One controversial change is that a) caching is now enabled by default in the
development profile b) I'm raising an exception and exit the execution if one
of the core directories doesn't exist. That sounds harsh, but it should not affect
anyone with libtaskotron rpm installed (which is expected to be the majority of
our user base), just people with git checkout only. I added information into
readme about how to set up these directories. For the defence of this approach: we
have already set the precedent with /var/lib/taskotron/artifacts - if that directory
doesn't exist, taskotron crashes hard. I just extended the check to cover all
important directories, and made sure we crash as soon as possible, instead of the
middle of the execution. I also tried to provide a humanly readable message,
instead of just a generic IOError message.
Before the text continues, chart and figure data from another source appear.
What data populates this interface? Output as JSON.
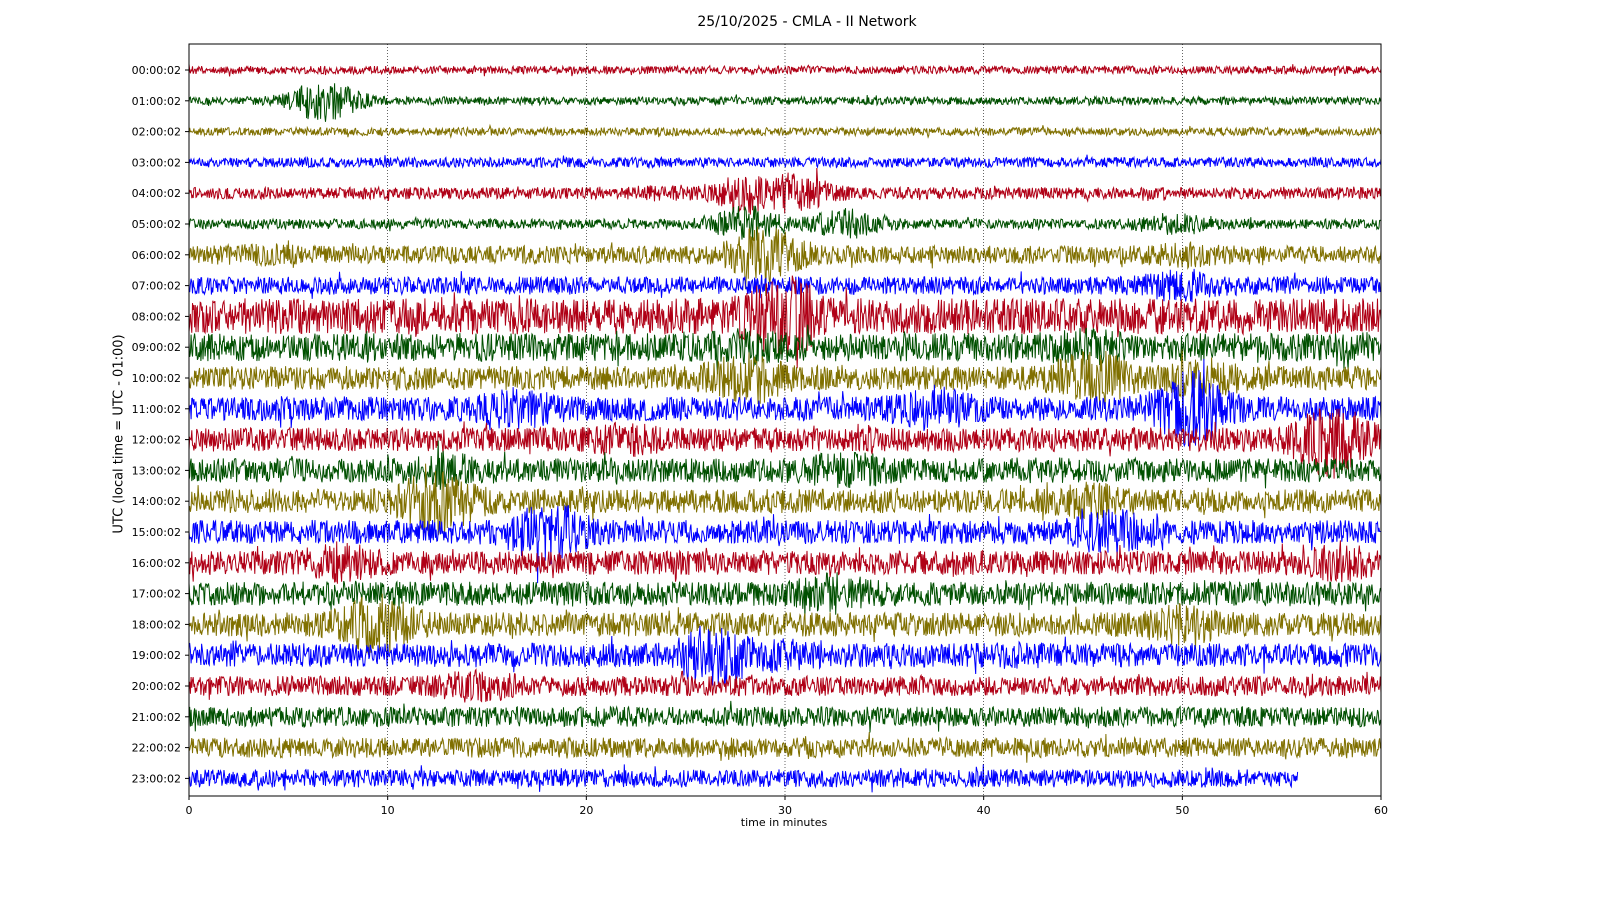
{
  "chart_data": {
    "type": "line",
    "title": "25/10/2025 - CMLA - II Network",
    "xlabel": "time in minutes",
    "ylabel": "UTC (local time = UTC - 01:00)",
    "xlim": [
      0,
      60
    ],
    "x_ticks": [
      "0",
      "10",
      "20",
      "30",
      "40",
      "50",
      "60"
    ],
    "x_gridlines": [
      10,
      20,
      30,
      40,
      50
    ],
    "grid": "vertical dotted lines at x ticks",
    "colors": [
      "#b00016",
      "#005000",
      "#807000",
      "#0000ff"
    ],
    "series": [
      {
        "name": "00:00:02",
        "amplitude": 4,
        "events": []
      },
      {
        "name": "01:00:02",
        "amplitude": 4,
        "events": [
          {
            "t": 6.8,
            "amp": 22
          }
        ]
      },
      {
        "name": "02:00:02",
        "amplitude": 4,
        "events": []
      },
      {
        "name": "03:00:02",
        "amplitude": 5,
        "events": []
      },
      {
        "name": "04:00:02",
        "amplitude": 6,
        "events": [
          {
            "t": 24.0,
            "amp": 9
          },
          {
            "t": 28.0,
            "amp": 20
          },
          {
            "t": 30.5,
            "amp": 22
          }
        ]
      },
      {
        "name": "05:00:02",
        "amplitude": 5,
        "events": [
          {
            "t": 28.0,
            "amp": 20
          },
          {
            "t": 33.0,
            "amp": 16
          },
          {
            "t": 49.5,
            "amp": 12
          }
        ]
      },
      {
        "name": "06:00:02",
        "amplitude": 9,
        "events": [
          {
            "t": 3.5,
            "amp": 12
          },
          {
            "t": 29.0,
            "amp": 30
          },
          {
            "t": 50.0,
            "amp": 14
          }
        ]
      },
      {
        "name": "07:00:02",
        "amplitude": 9,
        "events": [
          {
            "t": 50.0,
            "amp": 18
          }
        ]
      },
      {
        "name": "08:00:02",
        "amplitude": 18,
        "events": [
          {
            "t": 30.0,
            "amp": 45
          }
        ]
      },
      {
        "name": "09:00:02",
        "amplitude": 14,
        "events": [
          {
            "t": 28.0,
            "amp": 20
          },
          {
            "t": 45.0,
            "amp": 20
          }
        ]
      },
      {
        "name": "10:00:02",
        "amplitude": 12,
        "events": [
          {
            "t": 28.0,
            "amp": 30
          },
          {
            "t": 45.5,
            "amp": 30
          },
          {
            "t": 51.0,
            "amp": 22
          }
        ]
      },
      {
        "name": "11:00:02",
        "amplitude": 12,
        "events": [
          {
            "t": 16.5,
            "amp": 22
          },
          {
            "t": 37.5,
            "amp": 24
          },
          {
            "t": 50.5,
            "amp": 40
          }
        ]
      },
      {
        "name": "12:00:02",
        "amplitude": 12,
        "events": [
          {
            "t": 22.0,
            "amp": 18
          },
          {
            "t": 57.5,
            "amp": 40
          }
        ]
      },
      {
        "name": "13:00:02",
        "amplitude": 12,
        "events": [
          {
            "t": 13.0,
            "amp": 20
          },
          {
            "t": 33.0,
            "amp": 22
          },
          {
            "t": 43.0,
            "amp": 14
          }
        ]
      },
      {
        "name": "14:00:02",
        "amplitude": 12,
        "events": [
          {
            "t": 12.5,
            "amp": 36
          },
          {
            "t": 45.5,
            "amp": 20
          }
        ]
      },
      {
        "name": "15:00:02",
        "amplitude": 12,
        "events": [
          {
            "t": 18.0,
            "amp": 35
          },
          {
            "t": 46.5,
            "amp": 26
          }
        ]
      },
      {
        "name": "16:00:02",
        "amplitude": 12,
        "events": [
          {
            "t": 7.5,
            "amp": 22
          },
          {
            "t": 58.0,
            "amp": 20
          }
        ]
      },
      {
        "name": "17:00:02",
        "amplitude": 12,
        "events": [
          {
            "t": 32.5,
            "amp": 22
          }
        ]
      },
      {
        "name": "18:00:02",
        "amplitude": 12,
        "events": [
          {
            "t": 9.5,
            "amp": 32
          },
          {
            "t": 50.0,
            "amp": 22
          }
        ]
      },
      {
        "name": "19:00:02",
        "amplitude": 12,
        "events": [
          {
            "t": 26.5,
            "amp": 34
          },
          {
            "t": 29.5,
            "amp": 18
          },
          {
            "t": 41.5,
            "amp": 14
          }
        ]
      },
      {
        "name": "20:00:02",
        "amplitude": 10,
        "events": [
          {
            "t": 14.5,
            "amp": 18
          }
        ]
      },
      {
        "name": "21:00:02",
        "amplitude": 10,
        "events": []
      },
      {
        "name": "22:00:02",
        "amplitude": 10,
        "events": []
      },
      {
        "name": "23:00:02",
        "amplitude": 9,
        "events": [],
        "end_minute": 55.8
      }
    ]
  }
}
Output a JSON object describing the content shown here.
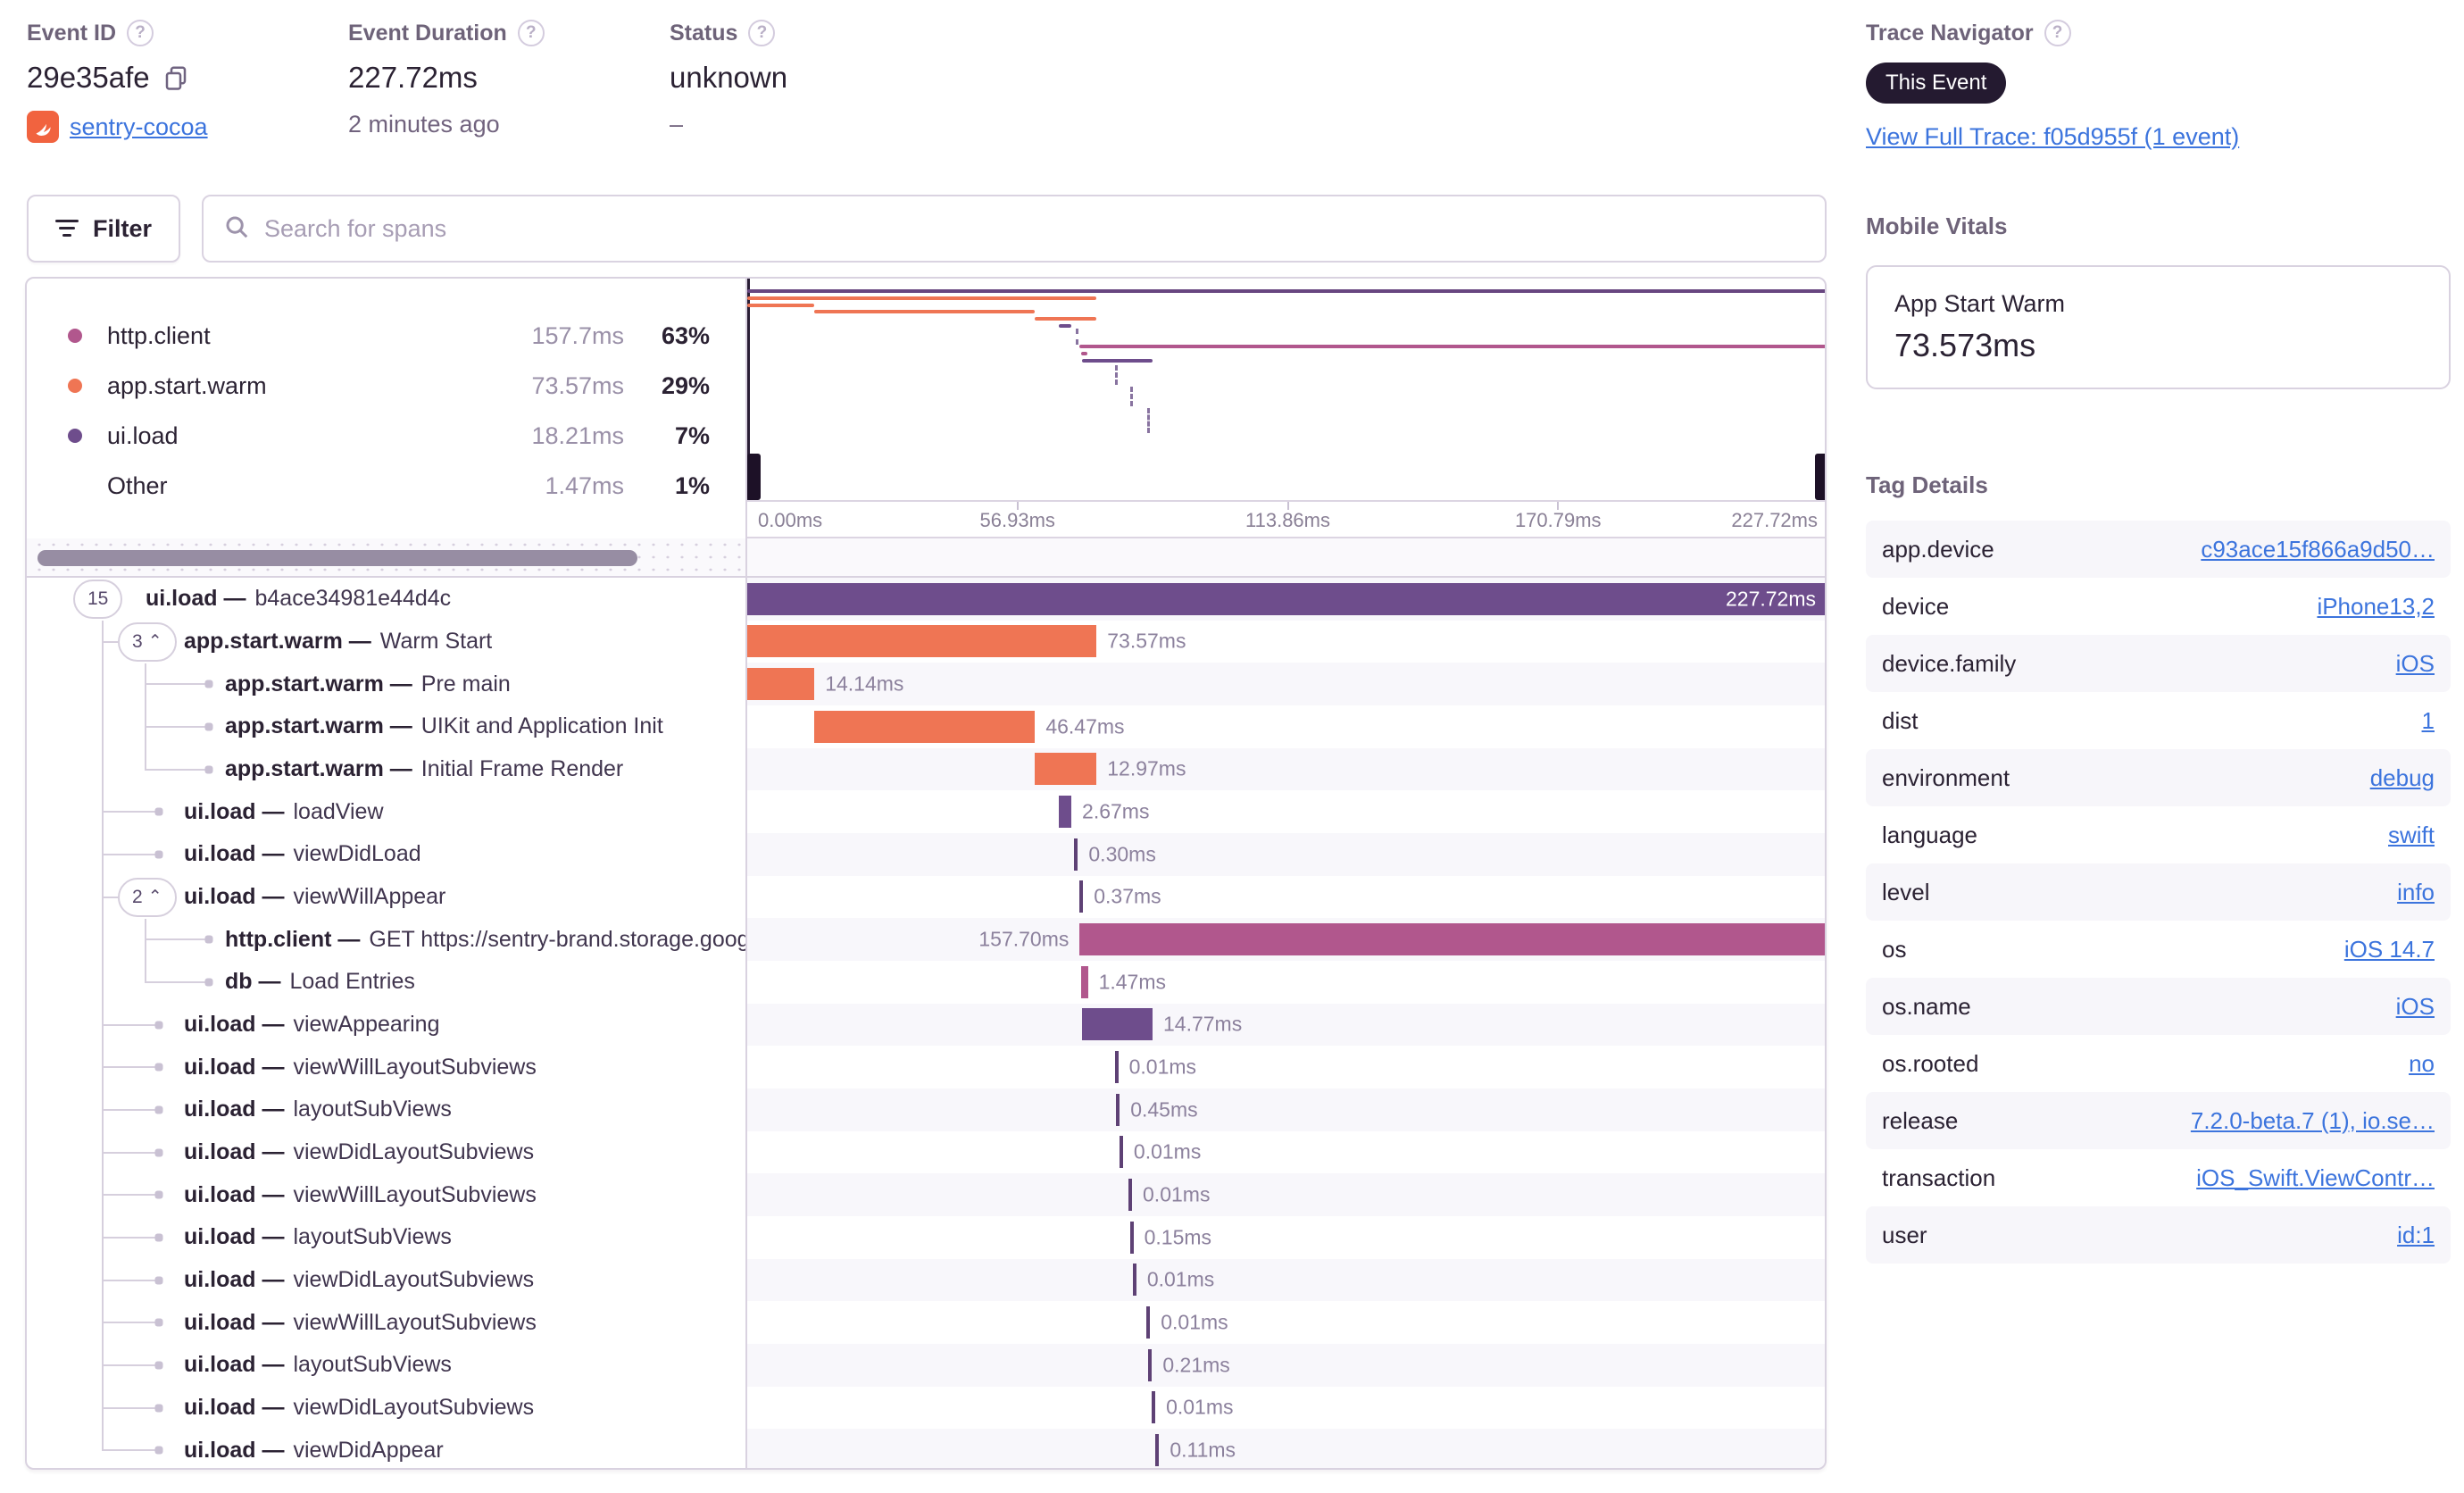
{
  "icons": {
    "help_glyph": "?",
    "chevron_up": "⌃"
  },
  "header": {
    "event_id_label": "Event ID",
    "event_id": "29e35afe",
    "project_name": "sentry-cocoa",
    "duration_label": "Event Duration",
    "duration_value": "227.72ms",
    "duration_age": "2 minutes ago",
    "status_label": "Status",
    "status_value": "unknown",
    "status_sub": "–",
    "trace_label": "Trace Navigator",
    "trace_badge": "This Event",
    "trace_link": "View Full Trace: f05d955f (1 event)"
  },
  "toolbar": {
    "filter_label": "Filter",
    "search_placeholder": "Search for spans"
  },
  "legend": {
    "rows": [
      {
        "name": "http.client",
        "duration": "157.7ms",
        "pct": "63%",
        "color": "#B1578D"
      },
      {
        "name": "app.start.warm",
        "duration": "73.57ms",
        "pct": "29%",
        "color": "#EF7554"
      },
      {
        "name": "ui.load",
        "duration": "18.21ms",
        "pct": "7%",
        "color": "#6E4D8C"
      },
      {
        "name": "Other",
        "duration": "1.47ms",
        "pct": "1%",
        "color": null
      }
    ]
  },
  "trace": {
    "total_ms": 227.72,
    "separator": "—",
    "axis_ticks": [
      "0.00ms",
      "56.93ms",
      "113.86ms",
      "170.79ms",
      "227.72ms"
    ],
    "colors": {
      "purple": "#6E4D8C",
      "purple_dark": "#5E4175",
      "orange": "#EF7554",
      "magenta": "#B1578D",
      "root": "#684680"
    },
    "spans": [
      {
        "depth": 0,
        "badge": "15",
        "chevron": false,
        "op": "ui.load",
        "desc": "b4ace34981e44d4c",
        "start_ms": 0,
        "dur_ms": 227.72,
        "dur_label": "227.72ms",
        "color": "purple",
        "label_pos": "inside"
      },
      {
        "depth": 1,
        "badge": "3",
        "chevron": true,
        "op": "app.start.warm",
        "desc": "Warm Start",
        "start_ms": 0,
        "dur_ms": 73.57,
        "dur_label": "73.57ms",
        "color": "orange",
        "label_pos": "right"
      },
      {
        "depth": 2,
        "op": "app.start.warm",
        "desc": "Pre main",
        "start_ms": 0,
        "dur_ms": 14.14,
        "dur_label": "14.14ms",
        "color": "orange",
        "label_pos": "right"
      },
      {
        "depth": 2,
        "op": "app.start.warm",
        "desc": "UIKit and Application Init",
        "start_ms": 14.14,
        "dur_ms": 46.47,
        "dur_label": "46.47ms",
        "color": "orange",
        "label_pos": "right"
      },
      {
        "depth": 2,
        "op": "app.start.warm",
        "desc": "Initial Frame Render",
        "start_ms": 60.6,
        "dur_ms": 12.97,
        "dur_label": "12.97ms",
        "color": "orange",
        "label_pos": "right"
      },
      {
        "depth": 1,
        "op": "ui.load",
        "desc": "loadView",
        "start_ms": 65.6,
        "dur_ms": 2.67,
        "dur_label": "2.67ms",
        "color": "purple",
        "label_pos": "right"
      },
      {
        "depth": 1,
        "op": "ui.load",
        "desc": "viewDidLoad",
        "start_ms": 68.9,
        "dur_ms": 0.3,
        "dur_label": "0.30ms",
        "color": "purple",
        "label_pos": "right",
        "tick": true
      },
      {
        "depth": 1,
        "badge": "2",
        "chevron": true,
        "op": "ui.load",
        "desc": "viewWillAppear",
        "start_ms": 70.0,
        "dur_ms": 0.37,
        "dur_label": "0.37ms",
        "color": "purple",
        "label_pos": "right",
        "tick": true
      },
      {
        "depth": 2,
        "op": "http.client",
        "desc": "GET https://sentry-brand.storage.googlea",
        "start_ms": 70.02,
        "dur_ms": 157.7,
        "dur_label": "157.70ms",
        "color": "magenta",
        "label_pos": "left"
      },
      {
        "depth": 2,
        "op": "db",
        "desc": "Load Entries",
        "start_ms": 70.25,
        "dur_ms": 1.47,
        "dur_label": "1.47ms",
        "color": "magenta",
        "label_pos": "right"
      },
      {
        "depth": 1,
        "op": "ui.load",
        "desc": "viewAppearing",
        "start_ms": 70.6,
        "dur_ms": 14.77,
        "dur_label": "14.77ms",
        "color": "purple",
        "label_pos": "right"
      },
      {
        "depth": 1,
        "op": "ui.load",
        "desc": "viewWillLayoutSubviews",
        "start_ms": 77.4,
        "dur_ms": 0.01,
        "dur_label": "0.01ms",
        "color": "purple",
        "label_pos": "right",
        "tick": true
      },
      {
        "depth": 1,
        "op": "ui.load",
        "desc": "layoutSubViews",
        "start_ms": 77.7,
        "dur_ms": 0.45,
        "dur_label": "0.45ms",
        "color": "purple",
        "label_pos": "right",
        "tick": true
      },
      {
        "depth": 1,
        "op": "ui.load",
        "desc": "viewDidLayoutSubviews",
        "start_ms": 78.4,
        "dur_ms": 0.01,
        "dur_label": "0.01ms",
        "color": "purple",
        "label_pos": "right",
        "tick": true
      },
      {
        "depth": 1,
        "op": "ui.load",
        "desc": "viewWillLayoutSubviews",
        "start_ms": 80.3,
        "dur_ms": 0.01,
        "dur_label": "0.01ms",
        "color": "purple",
        "label_pos": "right",
        "tick": true
      },
      {
        "depth": 1,
        "op": "ui.load",
        "desc": "layoutSubViews",
        "start_ms": 80.6,
        "dur_ms": 0.15,
        "dur_label": "0.15ms",
        "color": "purple",
        "label_pos": "right",
        "tick": true
      },
      {
        "depth": 1,
        "op": "ui.load",
        "desc": "viewDidLayoutSubviews",
        "start_ms": 81.2,
        "dur_ms": 0.01,
        "dur_label": "0.01ms",
        "color": "purple",
        "label_pos": "right",
        "tick": true
      },
      {
        "depth": 1,
        "op": "ui.load",
        "desc": "viewWillLayoutSubviews",
        "start_ms": 84.1,
        "dur_ms": 0.01,
        "dur_label": "0.01ms",
        "color": "purple",
        "label_pos": "right",
        "tick": true
      },
      {
        "depth": 1,
        "op": "ui.load",
        "desc": "layoutSubViews",
        "start_ms": 84.5,
        "dur_ms": 0.21,
        "dur_label": "0.21ms",
        "color": "purple",
        "label_pos": "right",
        "tick": true
      },
      {
        "depth": 1,
        "op": "ui.load",
        "desc": "viewDidLayoutSubviews",
        "start_ms": 85.2,
        "dur_ms": 0.01,
        "dur_label": "0.01ms",
        "color": "purple",
        "label_pos": "right",
        "tick": true
      },
      {
        "depth": 1,
        "op": "ui.load",
        "desc": "viewDidAppear",
        "start_ms": 86.0,
        "dur_ms": 0.11,
        "dur_label": "0.11ms",
        "color": "purple",
        "label_pos": "right",
        "tick": true
      }
    ]
  },
  "sidebar": {
    "vitals_heading": "Mobile Vitals",
    "vitals_card": {
      "title": "App Start Warm",
      "value": "73.573ms"
    },
    "tags_heading": "Tag Details",
    "tags": [
      {
        "key": "app.device",
        "value": "c93ace15f866a9d50…"
      },
      {
        "key": "device",
        "value": "iPhone13,2"
      },
      {
        "key": "device.family",
        "value": "iOS"
      },
      {
        "key": "dist",
        "value": "1"
      },
      {
        "key": "environment",
        "value": "debug"
      },
      {
        "key": "language",
        "value": "swift"
      },
      {
        "key": "level",
        "value": "info"
      },
      {
        "key": "os",
        "value": "iOS 14.7"
      },
      {
        "key": "os.name",
        "value": "iOS"
      },
      {
        "key": "os.rooted",
        "value": "no"
      },
      {
        "key": "release",
        "value": "7.2.0-beta.7 (1), io.se…"
      },
      {
        "key": "transaction",
        "value": "iOS_Swift.ViewContr…"
      },
      {
        "key": "user",
        "value": "id:1"
      }
    ]
  }
}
I haven't managed to provide unit tests yet, sorry, they'll be provided next week.
But I wanted to post the changes asap, so that you can have a look at them.
Thanks.
- implement caching of RPM downloads
- config_defaults: fix incorrectly named reporting_enabled key
- libtaskotron.spec: add /var/tmp/tasktron
Here are the new unit tests. I'll leave it here for one more day, if somebody wants to also have a look at it; if not, I'll push it tomorrow.
- file_utils: add functional tests
Would it make sense to move cachedir into PATHS section and download_cache_enabled either leave here or move it into RESOURCES section?